As a fan of your magazine from the beginning, I was appalled by your ill-informed remarks condoning wholesale slaughtering of innocent horses [election endorsements, October 30–November 5]. And since I work as an animal activist and technical adviser, I must inform you that your magazine, along with the names of your advertisers, has been put on a boycott list that is now being distributed to 27 animal-rights organizations — including the Ark Trust, Fund for Animals and Equus Rescue — whose combined membership numbers in the many hundreds of thousands. Separate letters will be sent to the establishments that advertise in your magazine informing them that their names shall also be included in this boycott list, and will remain there until they cease advertising with you . . .

—Cyd Eisner

Los Angeles


I would like to commend you on your opposition to Proposition 6. First, by making it a felony to sell or slaughter horses for human consumption, the voters of California have now made it a high offense to be culturally different from the “normal” beef, pork and poultry eaters of this state. By merely participating in their accustomed eating habits, they can now be convicted as felons and face all that that entails (loss of the right to vote, big old “X” on their permanent record, etc.). We have managed to legislate our cultural norms and attach a very heavy price for infraction.

Second, there is nothing in Proposition 6, as far as I can determine, that stops the ongoing slaughter or sale of horses for processing into pet food (it’s okay if Pookie eats Mr. Ed, but not if that damn German next door does), into glue, or whatever else they can make out of a horse carcass.

Look, within five miles of my house, I can buy ostrich burgers, buffalo steak, barbecued pork uterus, cow brains, goat heads, deer (Bambi?) venison, rabbits and probably grub worms if I look hard enough.

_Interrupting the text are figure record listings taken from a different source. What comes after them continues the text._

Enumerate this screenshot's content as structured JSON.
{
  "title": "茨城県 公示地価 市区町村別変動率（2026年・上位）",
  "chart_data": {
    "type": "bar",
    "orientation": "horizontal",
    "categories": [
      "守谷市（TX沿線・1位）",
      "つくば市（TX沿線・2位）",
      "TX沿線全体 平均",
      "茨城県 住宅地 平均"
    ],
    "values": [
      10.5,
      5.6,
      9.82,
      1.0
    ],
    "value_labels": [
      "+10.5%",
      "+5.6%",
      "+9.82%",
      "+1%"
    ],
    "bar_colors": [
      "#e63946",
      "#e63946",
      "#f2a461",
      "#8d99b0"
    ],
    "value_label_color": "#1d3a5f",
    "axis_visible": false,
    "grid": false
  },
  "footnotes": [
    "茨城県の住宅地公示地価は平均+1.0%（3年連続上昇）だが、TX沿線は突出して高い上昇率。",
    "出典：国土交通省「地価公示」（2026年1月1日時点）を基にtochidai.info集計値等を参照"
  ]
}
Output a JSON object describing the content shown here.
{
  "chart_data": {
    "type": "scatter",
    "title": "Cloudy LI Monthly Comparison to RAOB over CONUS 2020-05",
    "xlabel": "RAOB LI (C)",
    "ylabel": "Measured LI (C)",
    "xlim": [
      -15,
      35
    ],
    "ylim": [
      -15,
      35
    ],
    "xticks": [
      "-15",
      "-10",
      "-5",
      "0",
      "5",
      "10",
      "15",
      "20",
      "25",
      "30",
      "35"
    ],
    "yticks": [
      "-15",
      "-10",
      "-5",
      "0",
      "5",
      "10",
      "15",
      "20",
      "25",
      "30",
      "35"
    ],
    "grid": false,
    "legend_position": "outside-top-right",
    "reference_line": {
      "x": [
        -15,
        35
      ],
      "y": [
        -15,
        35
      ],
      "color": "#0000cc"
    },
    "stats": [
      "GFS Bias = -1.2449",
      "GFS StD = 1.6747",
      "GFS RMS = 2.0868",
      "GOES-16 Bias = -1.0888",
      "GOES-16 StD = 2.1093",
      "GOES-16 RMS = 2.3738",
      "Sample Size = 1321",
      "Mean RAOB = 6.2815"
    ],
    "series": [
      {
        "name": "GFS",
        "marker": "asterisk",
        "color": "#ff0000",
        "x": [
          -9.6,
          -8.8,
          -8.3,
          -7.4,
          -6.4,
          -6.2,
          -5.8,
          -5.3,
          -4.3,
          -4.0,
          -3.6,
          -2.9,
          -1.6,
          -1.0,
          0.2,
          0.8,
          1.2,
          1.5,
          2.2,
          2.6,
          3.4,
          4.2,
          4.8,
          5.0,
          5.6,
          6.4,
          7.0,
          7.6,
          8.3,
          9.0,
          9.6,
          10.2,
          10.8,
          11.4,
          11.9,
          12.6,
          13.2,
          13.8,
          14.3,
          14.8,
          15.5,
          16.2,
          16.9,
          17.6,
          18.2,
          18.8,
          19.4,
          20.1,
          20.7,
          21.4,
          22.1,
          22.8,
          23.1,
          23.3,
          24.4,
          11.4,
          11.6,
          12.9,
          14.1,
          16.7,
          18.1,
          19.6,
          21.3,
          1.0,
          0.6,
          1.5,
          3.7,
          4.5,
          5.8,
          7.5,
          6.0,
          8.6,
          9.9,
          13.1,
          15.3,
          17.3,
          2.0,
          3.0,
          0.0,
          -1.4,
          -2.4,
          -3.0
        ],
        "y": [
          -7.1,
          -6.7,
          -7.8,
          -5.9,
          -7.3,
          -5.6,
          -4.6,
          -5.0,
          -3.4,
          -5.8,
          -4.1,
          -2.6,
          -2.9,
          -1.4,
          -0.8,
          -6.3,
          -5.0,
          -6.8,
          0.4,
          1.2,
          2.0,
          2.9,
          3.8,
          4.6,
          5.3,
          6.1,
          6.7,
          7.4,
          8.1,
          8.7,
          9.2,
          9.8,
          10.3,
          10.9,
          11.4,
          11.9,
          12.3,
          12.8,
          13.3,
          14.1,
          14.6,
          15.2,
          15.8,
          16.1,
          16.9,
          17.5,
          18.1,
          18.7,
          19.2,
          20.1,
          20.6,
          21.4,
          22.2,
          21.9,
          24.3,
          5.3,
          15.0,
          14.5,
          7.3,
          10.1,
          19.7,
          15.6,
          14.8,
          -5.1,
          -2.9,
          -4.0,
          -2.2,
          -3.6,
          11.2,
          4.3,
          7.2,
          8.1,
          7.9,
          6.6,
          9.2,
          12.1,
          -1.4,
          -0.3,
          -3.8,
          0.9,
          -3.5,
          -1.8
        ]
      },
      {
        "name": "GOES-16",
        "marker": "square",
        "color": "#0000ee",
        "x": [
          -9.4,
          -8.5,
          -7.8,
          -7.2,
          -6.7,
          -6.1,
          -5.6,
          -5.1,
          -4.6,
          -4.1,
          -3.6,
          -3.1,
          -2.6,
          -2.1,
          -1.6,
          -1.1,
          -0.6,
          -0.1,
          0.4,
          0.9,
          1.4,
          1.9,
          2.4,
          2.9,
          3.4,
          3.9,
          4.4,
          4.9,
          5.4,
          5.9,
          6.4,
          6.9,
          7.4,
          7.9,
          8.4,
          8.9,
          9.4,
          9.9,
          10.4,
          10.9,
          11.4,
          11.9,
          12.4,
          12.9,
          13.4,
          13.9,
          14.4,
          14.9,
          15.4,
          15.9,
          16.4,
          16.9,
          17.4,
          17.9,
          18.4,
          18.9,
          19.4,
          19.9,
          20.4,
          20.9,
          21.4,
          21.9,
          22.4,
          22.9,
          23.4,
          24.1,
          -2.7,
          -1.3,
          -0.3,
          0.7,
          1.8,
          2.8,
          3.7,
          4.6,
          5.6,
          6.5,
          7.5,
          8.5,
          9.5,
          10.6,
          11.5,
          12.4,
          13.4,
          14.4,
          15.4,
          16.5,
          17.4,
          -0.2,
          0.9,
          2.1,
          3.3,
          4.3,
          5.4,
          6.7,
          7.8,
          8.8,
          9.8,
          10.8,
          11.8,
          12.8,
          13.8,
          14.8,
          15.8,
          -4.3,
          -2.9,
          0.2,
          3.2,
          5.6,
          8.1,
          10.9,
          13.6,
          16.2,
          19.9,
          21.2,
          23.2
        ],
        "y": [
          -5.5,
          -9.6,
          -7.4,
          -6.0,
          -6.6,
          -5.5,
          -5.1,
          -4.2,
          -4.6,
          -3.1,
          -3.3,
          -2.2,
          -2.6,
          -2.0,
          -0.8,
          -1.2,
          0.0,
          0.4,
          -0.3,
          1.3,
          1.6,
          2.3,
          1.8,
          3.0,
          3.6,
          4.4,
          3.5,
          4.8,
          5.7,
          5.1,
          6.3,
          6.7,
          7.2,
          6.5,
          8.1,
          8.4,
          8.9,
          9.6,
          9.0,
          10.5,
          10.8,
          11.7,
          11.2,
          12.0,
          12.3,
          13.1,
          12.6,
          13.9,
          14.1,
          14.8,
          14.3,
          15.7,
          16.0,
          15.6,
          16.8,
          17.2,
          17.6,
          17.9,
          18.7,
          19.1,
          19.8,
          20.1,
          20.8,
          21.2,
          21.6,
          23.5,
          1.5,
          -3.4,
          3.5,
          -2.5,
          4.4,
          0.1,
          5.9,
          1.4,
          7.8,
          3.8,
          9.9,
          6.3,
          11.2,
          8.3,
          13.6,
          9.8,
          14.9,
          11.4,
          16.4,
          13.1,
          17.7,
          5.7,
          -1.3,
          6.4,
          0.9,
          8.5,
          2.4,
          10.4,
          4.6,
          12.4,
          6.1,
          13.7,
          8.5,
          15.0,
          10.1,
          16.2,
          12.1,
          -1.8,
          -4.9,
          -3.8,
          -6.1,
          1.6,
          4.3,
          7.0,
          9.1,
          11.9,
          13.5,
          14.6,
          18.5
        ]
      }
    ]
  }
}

To place horses on some sort of pedestal is ridiculous at best. In this world, people eat them and have eaten them for a long time. We also ride them, put them in circuses and make them pull plows. They are our pets, yes, but so are pigs, cows and chickens for ä many as well.

I too love horses, and I would never consider eating them — in fact, the only creatures I choose to consume are shellfish — but to dictate my cultural or culinary standards to another person or group would amount to intolerance. I extend my praise to the editors of the L.A. Weekly for grasping and bravely vocalizing the hypocrisy of Proposition 6.

—Joe Barrett



Exactly how did you rationalize your rambling, quip-filled, chuckle-a-sentence dismissal of Proposition 6, the initiative measure to ban the slaughter of California horses for human consumption? Your entire justification for the rejection of the initiative seems to boil down to the idea that “some people or peoples prefer eating horses.” It’s also true that “some people or peoples” prefer eating dogs and cats, veiling women, enslaving children, and indulging in other habits that we narrow-minded Americans find culturally repugnant. Must a guilt-inflamed sense of accommodation compel us to import other distantly sanctioned cruelties as well?

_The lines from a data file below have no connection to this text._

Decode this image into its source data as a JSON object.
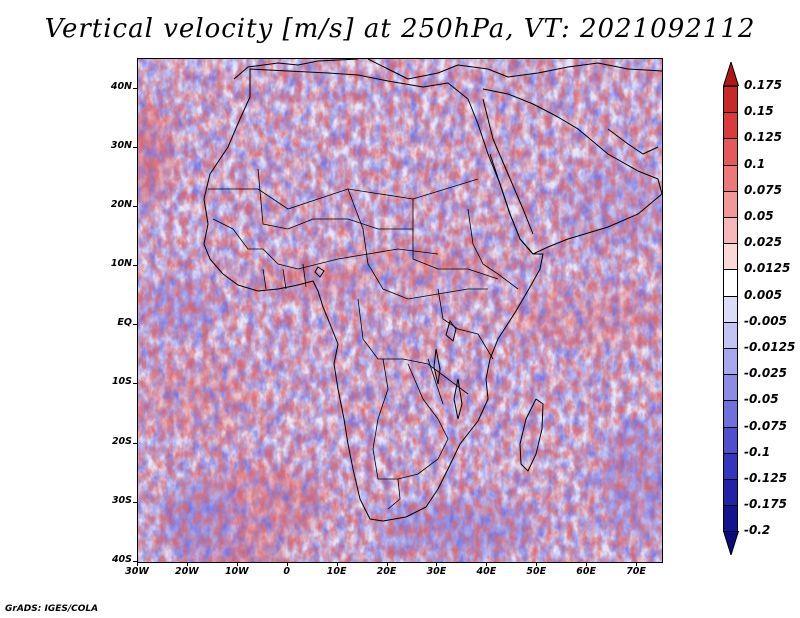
{
  "title": "Vertical velocity [m/s] at 250hPa, VT: 2021092112",
  "credit": "GrADS: IGES/COLA",
  "map": {
    "region": "Africa",
    "projection": "latlon",
    "lat_range": [
      -40,
      45
    ],
    "lon_range": [
      -30,
      75
    ],
    "lat_ticks": [
      {
        "value": 40,
        "label": "40N"
      },
      {
        "value": 30,
        "label": "30N"
      },
      {
        "value": 20,
        "label": "20N"
      },
      {
        "value": 10,
        "label": "10N"
      },
      {
        "value": 0,
        "label": "EQ"
      },
      {
        "value": -10,
        "label": "10S"
      },
      {
        "value": -20,
        "label": "20S"
      },
      {
        "value": -30,
        "label": "30S"
      },
      {
        "value": -40,
        "label": "40S"
      }
    ],
    "lon_ticks": [
      {
        "value": -30,
        "label": "30W"
      },
      {
        "value": -20,
        "label": "20W"
      },
      {
        "value": -10,
        "label": "10W"
      },
      {
        "value": 0,
        "label": "0"
      },
      {
        "value": 10,
        "label": "10E"
      },
      {
        "value": 20,
        "label": "20E"
      },
      {
        "value": 30,
        "label": "30E"
      },
      {
        "value": 40,
        "label": "40E"
      },
      {
        "value": 50,
        "label": "50E"
      },
      {
        "value": 60,
        "label": "60E"
      },
      {
        "value": 70,
        "label": "70E"
      }
    ]
  },
  "colorbar": {
    "labels": [
      "0.175",
      "0.15",
      "0.125",
      "0.1",
      "0.075",
      "0.05",
      "0.025",
      "0.0125",
      "0.005",
      "-0.005",
      "-0.0125",
      "-0.025",
      "-0.05",
      "-0.075",
      "-0.1",
      "-0.125",
      "-0.175",
      "-0.2"
    ],
    "colors": [
      "#b01818",
      "#c82828",
      "#d83c3c",
      "#e45a5a",
      "#ec7878",
      "#f29898",
      "#f6b8b8",
      "#fad8d8",
      "#ffffff",
      "#dcdcf8",
      "#c4c4f4",
      "#a8a8ee",
      "#8c8ce6",
      "#7070dc",
      "#5050cc",
      "#3636bc",
      "#2222a8",
      "#141490",
      "#0a0a78"
    ]
  },
  "colors": {
    "background": "#ffffff",
    "ocean_base": "#e9e9fb",
    "upward": "#e06060",
    "downward": "#6a6ae0",
    "border_line": "#000000"
  }
}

Finally, for the Weekly to publish such an unsupported sniper attack days before the election was an act blatantly calculated to thwart any meaningful and timely rebuttal. No, I’m not accusing you, the writer, of being a “communistic, egalitarian leveler.” But in this case, youbeen a very, very bad journalist.

—Kit Paraventi





Regarding Dan Epstein’s article on the loss of radio station KBLT [“A Change in the Air,” November 13–19], KBLT is not an island, entire of itself . . . Any censorship of my Silver Lake neighbors diminishes me, because I am part of Silver Lake; and therefore never send to know for whom the Feds come; they come for thee . . .

—Joel J. Rane

Los Feliz




Lalo Alcaraz has always been low, but with his recent cartoon on the late Sherman Block [L.A. Cucaracha, November 6–12] he has sunk to the level of . . . a cockroach!

—Les Blenkhorn

San Fernando



Due to a fact-checking error — and with an unintentional nod to the author of Mildred Pierce and The Postman Always Rings Twice — John M. Stahl appeared as “James M. Stahl” in the opening sentence of Manohla Dargis’ contribution to our 20th-anniversary issue (“They Lost It at the Movies,” November 20–26).